0
votes

I need to convolve a matrix with many other matrices with few calls to convn.

for example: I have size(MyMat)=[fm, fm ,1, bSize] and size(masks)=[s, s, maskNum]

I want res(:,:,k,:) to be the product of convolving masks(:,:,k) with MyMat

res(:,:,k,:)=convn(MyMat,masks(:,:,k));

since the convolution takes up over 80% of the running time for my script and is called hundreds of thousands of times, I don't want to use a loop.

I'm looking for the fastest way to do this. basically, you could say I have bSize matrices, and I want to apply convolution masks masks to all of them with as few calls as possible to convolution.

The matrices are all small,non-sparse, fft-based convolution will probably slow it down (as a commentor here verified :) )

(The reason I have a 1 in the size of MyMat is because I actually have more elements in that dimension, but I compute the convolution for each element in that dimension in a loop)

The main goal is simply to eliminate the need for the following loop, or make it parallel with very little overhead, if possible:

for i=1:length
res(:,:,:,i)=convn(MyArray,convMask(:,:,i));
end

parallelizing for the GPU would be great if there's a way to do this with less overhead than the usual parfor

Thank you!

1
What do you mean by "small"? 10-by-10-ish or 100-by-100-ish?horchler
matrix sizes can be anywhere between 1x1x10x1000 to 9x9x20x1000, but the convolutions would be between matrices of size up to 9x9x1x1000 (and in the future maybe 21x21x1x1000).

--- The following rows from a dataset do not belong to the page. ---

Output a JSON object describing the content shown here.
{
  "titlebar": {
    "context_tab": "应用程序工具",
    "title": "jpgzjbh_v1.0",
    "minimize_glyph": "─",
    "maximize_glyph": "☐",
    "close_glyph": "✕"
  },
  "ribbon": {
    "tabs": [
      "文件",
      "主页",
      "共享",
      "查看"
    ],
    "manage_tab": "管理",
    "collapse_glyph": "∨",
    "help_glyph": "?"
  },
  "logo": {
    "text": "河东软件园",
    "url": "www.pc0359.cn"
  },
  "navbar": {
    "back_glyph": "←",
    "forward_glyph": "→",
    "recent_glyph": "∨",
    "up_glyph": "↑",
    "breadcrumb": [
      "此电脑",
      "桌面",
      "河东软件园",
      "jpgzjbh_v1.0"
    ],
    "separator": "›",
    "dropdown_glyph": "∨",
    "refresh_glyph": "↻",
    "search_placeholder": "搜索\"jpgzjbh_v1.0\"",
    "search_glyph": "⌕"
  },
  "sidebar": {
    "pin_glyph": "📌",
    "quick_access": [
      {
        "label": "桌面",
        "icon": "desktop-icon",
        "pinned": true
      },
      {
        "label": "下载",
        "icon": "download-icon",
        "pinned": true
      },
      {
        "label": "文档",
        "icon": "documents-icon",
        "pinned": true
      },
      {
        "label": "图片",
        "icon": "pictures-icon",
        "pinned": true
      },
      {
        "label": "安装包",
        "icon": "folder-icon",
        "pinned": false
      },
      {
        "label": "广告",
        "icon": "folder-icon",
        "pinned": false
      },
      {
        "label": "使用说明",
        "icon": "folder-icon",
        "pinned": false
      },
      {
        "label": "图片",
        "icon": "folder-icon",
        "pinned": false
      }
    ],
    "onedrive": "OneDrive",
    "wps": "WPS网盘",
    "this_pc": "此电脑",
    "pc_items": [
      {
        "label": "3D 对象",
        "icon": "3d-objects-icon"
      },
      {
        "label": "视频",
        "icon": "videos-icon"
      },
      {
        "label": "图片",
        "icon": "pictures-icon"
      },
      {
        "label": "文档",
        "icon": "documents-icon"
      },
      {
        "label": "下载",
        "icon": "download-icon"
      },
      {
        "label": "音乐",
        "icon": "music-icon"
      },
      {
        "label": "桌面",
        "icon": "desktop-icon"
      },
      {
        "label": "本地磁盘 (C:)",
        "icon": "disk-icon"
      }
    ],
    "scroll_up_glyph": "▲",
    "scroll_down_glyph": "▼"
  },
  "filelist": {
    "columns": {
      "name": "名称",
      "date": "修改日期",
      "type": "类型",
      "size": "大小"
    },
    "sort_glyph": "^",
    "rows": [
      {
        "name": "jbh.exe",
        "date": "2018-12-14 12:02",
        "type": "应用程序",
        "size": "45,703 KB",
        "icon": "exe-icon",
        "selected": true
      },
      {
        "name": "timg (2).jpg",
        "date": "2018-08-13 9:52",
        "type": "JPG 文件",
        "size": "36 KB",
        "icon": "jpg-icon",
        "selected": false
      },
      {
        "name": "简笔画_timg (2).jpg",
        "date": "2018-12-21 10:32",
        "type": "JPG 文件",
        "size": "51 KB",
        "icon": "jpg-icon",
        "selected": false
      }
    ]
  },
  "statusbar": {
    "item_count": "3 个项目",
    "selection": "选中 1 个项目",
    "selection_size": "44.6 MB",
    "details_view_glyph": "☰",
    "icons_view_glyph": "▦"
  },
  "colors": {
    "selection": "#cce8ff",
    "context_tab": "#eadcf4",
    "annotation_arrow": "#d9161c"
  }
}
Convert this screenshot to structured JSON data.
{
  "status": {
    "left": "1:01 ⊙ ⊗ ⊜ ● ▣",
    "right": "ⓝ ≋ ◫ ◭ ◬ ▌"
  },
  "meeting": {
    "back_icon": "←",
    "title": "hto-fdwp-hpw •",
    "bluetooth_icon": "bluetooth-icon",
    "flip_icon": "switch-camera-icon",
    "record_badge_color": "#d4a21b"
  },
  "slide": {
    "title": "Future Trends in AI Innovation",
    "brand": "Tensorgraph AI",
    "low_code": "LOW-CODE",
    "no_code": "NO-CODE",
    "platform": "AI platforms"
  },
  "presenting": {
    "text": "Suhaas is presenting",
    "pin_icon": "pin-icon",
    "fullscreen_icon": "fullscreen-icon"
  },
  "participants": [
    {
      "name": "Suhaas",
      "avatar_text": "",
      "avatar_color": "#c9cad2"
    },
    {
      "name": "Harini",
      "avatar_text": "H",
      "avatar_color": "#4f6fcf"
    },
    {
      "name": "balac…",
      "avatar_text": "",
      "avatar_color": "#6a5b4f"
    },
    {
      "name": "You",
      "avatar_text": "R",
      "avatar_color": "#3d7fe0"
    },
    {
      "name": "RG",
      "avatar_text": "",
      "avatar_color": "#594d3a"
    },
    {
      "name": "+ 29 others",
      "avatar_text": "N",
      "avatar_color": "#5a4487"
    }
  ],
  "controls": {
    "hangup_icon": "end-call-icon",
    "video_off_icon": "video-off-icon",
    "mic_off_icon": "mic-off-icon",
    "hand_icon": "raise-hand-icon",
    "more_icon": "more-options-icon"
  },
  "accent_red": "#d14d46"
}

The convolutions will be applied with multiple masks, which will account for the 3rd dimensionuser1999728

1 Answers

0
votes

I assume that you are preallocating the array res correctly? Without a simple demo of what your doing and an idea of the size of fm, s, etc., one can only make guesses to help you. If the sizes of your matrices are large enough you might look into FFT-based convolution methods (there are some for convn on the Matlab File Exchange). If the data is sparse (> 50% zeros), you could try converting this to matrix multiplication and use sparse data types. You could also try gpuArray/convn if you have a decent one.